William Whewell, Polymath

By: Jim Virkler; ©2009

One definition of Renaissance man is “one who has a wide range of accomplishments and intellectual interests.” The seldom used term polymath conveys a much stronger meaning: a very learned person with broad and comprehensive knowledge in many fields. In our day of narrow academic specialization, rare is the modern person worthy of such a description.

William Whewell (1794-1866) was a true polymath. A priest in the Anglican Church, he was better known for achievements in fields other than theology. He possessed expertise in mathematics, architecture, educational reform, moral philosophy, astronomy, mineralogy, and history and philosophy of science, to name a few. In the latter area he is known for defining what he termed “fundamental ideas,” supplied by our own minds. Scientists formulate such ideas midway between the purely ideal (mind) and the purely empirical (experience), drawing upon both.

An important historian of science, Whewell, an early advocate of design theory, has received less attention than he deserves. His writing reminds us of better-known modern science philosophers such as Karl Popper, Michael Polanyi, and Thomas Kuhn. Whewell coined the terms “scientist” and “physicist” as well as other well-known science terminology. He consulted with famous science figures as diverse on the theological spectrum as Charles Darwin and James Clerk Maxwell.

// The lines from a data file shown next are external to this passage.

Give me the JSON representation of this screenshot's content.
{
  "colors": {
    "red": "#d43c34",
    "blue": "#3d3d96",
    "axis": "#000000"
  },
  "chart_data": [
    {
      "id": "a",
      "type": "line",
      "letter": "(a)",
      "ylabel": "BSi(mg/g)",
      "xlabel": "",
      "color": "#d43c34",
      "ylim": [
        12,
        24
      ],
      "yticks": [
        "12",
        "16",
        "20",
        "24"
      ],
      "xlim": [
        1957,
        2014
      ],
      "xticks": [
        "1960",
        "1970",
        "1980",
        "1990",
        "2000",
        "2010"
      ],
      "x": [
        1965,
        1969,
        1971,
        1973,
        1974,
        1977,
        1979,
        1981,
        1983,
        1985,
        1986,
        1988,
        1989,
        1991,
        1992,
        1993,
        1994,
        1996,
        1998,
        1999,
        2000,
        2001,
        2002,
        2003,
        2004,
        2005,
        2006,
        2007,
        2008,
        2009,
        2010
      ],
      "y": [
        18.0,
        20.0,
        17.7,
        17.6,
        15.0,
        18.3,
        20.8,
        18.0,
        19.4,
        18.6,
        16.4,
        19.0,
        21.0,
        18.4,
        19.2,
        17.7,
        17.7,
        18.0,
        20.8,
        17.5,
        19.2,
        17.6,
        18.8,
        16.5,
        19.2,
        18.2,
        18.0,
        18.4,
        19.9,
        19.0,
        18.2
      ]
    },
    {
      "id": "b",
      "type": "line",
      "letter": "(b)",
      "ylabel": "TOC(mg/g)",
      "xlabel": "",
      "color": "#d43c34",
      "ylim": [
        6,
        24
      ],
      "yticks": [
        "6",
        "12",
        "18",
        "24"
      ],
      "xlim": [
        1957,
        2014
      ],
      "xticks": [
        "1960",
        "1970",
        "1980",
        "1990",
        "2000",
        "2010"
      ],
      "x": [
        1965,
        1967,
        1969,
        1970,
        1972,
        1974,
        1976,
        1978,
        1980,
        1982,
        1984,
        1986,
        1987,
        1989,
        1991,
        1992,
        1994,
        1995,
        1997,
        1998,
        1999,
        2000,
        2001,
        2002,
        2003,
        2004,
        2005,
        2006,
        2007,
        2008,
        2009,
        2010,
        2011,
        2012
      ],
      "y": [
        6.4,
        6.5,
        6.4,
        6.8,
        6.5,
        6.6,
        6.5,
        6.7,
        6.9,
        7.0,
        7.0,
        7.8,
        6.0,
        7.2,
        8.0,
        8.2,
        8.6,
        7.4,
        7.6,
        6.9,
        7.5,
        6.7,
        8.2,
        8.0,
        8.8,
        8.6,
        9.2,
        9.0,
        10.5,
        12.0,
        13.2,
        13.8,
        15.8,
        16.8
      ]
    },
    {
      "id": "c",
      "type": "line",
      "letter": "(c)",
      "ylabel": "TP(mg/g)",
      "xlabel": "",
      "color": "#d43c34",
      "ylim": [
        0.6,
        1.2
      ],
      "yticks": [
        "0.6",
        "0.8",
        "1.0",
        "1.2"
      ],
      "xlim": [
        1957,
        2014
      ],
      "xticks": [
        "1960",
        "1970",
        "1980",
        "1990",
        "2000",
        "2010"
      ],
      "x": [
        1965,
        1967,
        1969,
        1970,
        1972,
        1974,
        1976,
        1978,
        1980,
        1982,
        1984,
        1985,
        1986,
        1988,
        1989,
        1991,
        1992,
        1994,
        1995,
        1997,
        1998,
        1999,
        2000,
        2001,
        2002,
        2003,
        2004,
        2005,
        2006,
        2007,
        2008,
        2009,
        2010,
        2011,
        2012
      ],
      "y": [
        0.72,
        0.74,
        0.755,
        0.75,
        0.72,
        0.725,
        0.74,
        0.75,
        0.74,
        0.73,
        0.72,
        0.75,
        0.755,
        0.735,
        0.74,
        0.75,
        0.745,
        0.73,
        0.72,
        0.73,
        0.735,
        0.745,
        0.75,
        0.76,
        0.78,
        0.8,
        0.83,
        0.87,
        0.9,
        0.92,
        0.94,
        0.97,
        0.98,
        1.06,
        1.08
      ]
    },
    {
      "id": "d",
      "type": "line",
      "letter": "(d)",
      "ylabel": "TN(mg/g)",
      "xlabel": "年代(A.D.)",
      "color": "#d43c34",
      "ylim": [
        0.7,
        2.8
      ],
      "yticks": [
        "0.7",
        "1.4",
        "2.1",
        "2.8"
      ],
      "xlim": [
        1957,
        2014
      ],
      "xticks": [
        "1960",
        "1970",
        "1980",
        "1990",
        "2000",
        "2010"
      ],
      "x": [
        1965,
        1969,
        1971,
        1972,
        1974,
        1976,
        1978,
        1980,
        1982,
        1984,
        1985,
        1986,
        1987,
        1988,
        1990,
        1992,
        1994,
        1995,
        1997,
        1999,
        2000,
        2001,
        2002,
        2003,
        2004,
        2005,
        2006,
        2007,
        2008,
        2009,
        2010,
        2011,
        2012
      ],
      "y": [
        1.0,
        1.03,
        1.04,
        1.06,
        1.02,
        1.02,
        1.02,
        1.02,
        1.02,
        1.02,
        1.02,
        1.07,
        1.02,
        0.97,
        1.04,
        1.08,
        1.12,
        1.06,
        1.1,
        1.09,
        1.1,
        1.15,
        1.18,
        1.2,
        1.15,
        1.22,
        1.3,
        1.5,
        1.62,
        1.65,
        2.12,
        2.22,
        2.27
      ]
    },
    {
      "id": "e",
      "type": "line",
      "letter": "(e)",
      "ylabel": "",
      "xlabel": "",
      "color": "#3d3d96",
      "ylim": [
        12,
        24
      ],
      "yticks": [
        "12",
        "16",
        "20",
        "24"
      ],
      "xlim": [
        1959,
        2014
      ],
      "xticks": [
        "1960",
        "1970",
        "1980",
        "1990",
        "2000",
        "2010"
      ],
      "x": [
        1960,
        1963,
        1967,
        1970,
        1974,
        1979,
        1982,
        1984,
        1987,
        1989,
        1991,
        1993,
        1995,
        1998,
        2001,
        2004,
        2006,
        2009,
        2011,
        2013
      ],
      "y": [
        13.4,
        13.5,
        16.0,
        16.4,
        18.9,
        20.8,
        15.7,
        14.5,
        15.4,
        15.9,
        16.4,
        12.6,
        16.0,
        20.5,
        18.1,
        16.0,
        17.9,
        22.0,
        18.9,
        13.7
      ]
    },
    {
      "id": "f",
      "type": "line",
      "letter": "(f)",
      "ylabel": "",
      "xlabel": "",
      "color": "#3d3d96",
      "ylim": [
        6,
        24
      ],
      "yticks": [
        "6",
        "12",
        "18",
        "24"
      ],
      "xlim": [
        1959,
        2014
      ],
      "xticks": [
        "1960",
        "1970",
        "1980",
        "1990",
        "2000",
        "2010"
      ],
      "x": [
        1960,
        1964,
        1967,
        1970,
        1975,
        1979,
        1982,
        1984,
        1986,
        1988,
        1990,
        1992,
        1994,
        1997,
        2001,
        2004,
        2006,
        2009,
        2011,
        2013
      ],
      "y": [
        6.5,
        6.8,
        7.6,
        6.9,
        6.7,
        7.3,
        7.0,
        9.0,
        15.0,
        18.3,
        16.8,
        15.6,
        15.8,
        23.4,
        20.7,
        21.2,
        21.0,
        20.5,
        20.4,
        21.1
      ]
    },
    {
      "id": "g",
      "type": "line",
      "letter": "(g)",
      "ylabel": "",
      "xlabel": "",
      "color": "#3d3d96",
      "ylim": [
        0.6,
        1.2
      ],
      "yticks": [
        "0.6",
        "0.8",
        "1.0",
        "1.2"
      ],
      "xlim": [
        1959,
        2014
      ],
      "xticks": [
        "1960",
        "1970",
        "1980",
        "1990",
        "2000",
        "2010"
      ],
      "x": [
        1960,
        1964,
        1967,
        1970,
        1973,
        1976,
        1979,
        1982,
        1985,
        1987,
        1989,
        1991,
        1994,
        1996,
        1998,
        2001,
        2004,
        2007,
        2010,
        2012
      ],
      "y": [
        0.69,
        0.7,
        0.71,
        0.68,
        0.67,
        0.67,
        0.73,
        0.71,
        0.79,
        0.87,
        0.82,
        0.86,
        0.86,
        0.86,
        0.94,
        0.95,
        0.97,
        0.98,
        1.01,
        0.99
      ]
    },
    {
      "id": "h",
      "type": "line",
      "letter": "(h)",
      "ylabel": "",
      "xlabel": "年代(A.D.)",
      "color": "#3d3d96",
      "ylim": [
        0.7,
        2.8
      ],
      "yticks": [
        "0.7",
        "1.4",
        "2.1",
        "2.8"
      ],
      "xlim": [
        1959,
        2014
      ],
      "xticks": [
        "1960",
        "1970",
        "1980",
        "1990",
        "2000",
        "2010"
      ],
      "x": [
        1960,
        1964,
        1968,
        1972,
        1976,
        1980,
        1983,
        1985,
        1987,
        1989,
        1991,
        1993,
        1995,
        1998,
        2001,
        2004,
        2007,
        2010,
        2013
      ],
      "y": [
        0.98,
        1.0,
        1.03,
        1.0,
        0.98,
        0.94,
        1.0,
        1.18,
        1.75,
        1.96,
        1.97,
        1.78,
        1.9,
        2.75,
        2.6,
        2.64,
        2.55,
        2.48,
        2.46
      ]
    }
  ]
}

He used the term “colligation” to describe the bringing together of isolated facts to form a unified concept or relationship and coined the term “consilience” to mean a joining together of concepts in order to achieve an even broader conceptual framework. These are terms used by today’s science philosophers to describe how the discipline of science works.

Within his concept of natural theology Whewell described our human ideas about the world as “shadows” of Divine ideas. Our explanations of nature’s laws, therefore, should preclude seeing those laws as “an accident on a cosmic scale.” Many of Whewell’s proposals may qualify him to be recognized as the originator of intelligent design theory, a term formally in use only in the last several decades.

Whewell was commissioned, in 1839, to write one of the eight Bridgewater treatises. These were scientific writings which purposed to speak “on the Power, Wisdom and Goodness of God as manifested in the Creation.” His standout treatise was titled “Astronomy and General Physics, Considered with Reference to Natural Theology.” Each treatise was book-length, suffused with arguments to demonstrate design in nature. In just a few introductory pages, Whewell used dozens of poetic terms for God, including Divine Governor, Intelligent Author, and Supreme Ordainer.

A reading of several dozen pages demonstrates the enormous changes in scientific writings from the early 19th century to the early 21st. This change is a mirror of the secularism progressively imposed upon our society beginning in the 19th century and accelerating in the 20th and 21st. Whewell wrote, “It may be interesting…to show how the views of the creation, preservation, and government of the universe, which natural science opens to us, harmonize with our belief in a Creator, Governor, and Preserver of the World.”

Whewell’s theology leaned toward Christian universalism. As such, it differed from the orthodox views of brilliant contemporary scientist James Clerk Maxwell. But his concepts of a Creator/Sustainer were, nevertheless, very strong, as evidenced in this statement: “It will, we trust, be difficult or impossible to exclude from our conception of this wonderful system, the idea of a harmonizing, a preserving, a contriving, an intending Mind; of a Wisdom, Power, and Goodness far exceeding the limits of our thoughts.” Most of the treatise was purely scientific without additional devotional statements. The scientific concepts of his treatise were far more advanced than one would think possible for that generation.

One may only imagine what sort of reaction would greet the submission of a similar scholarly scientific article to a popular publication in the 21st century. I found Whewell’s Bridgewater treatise to be inspirational. But while reading most of today’s science writings, we must remember that seeing overlap of the domains of science and religion is an application we, as readers, must make on our own.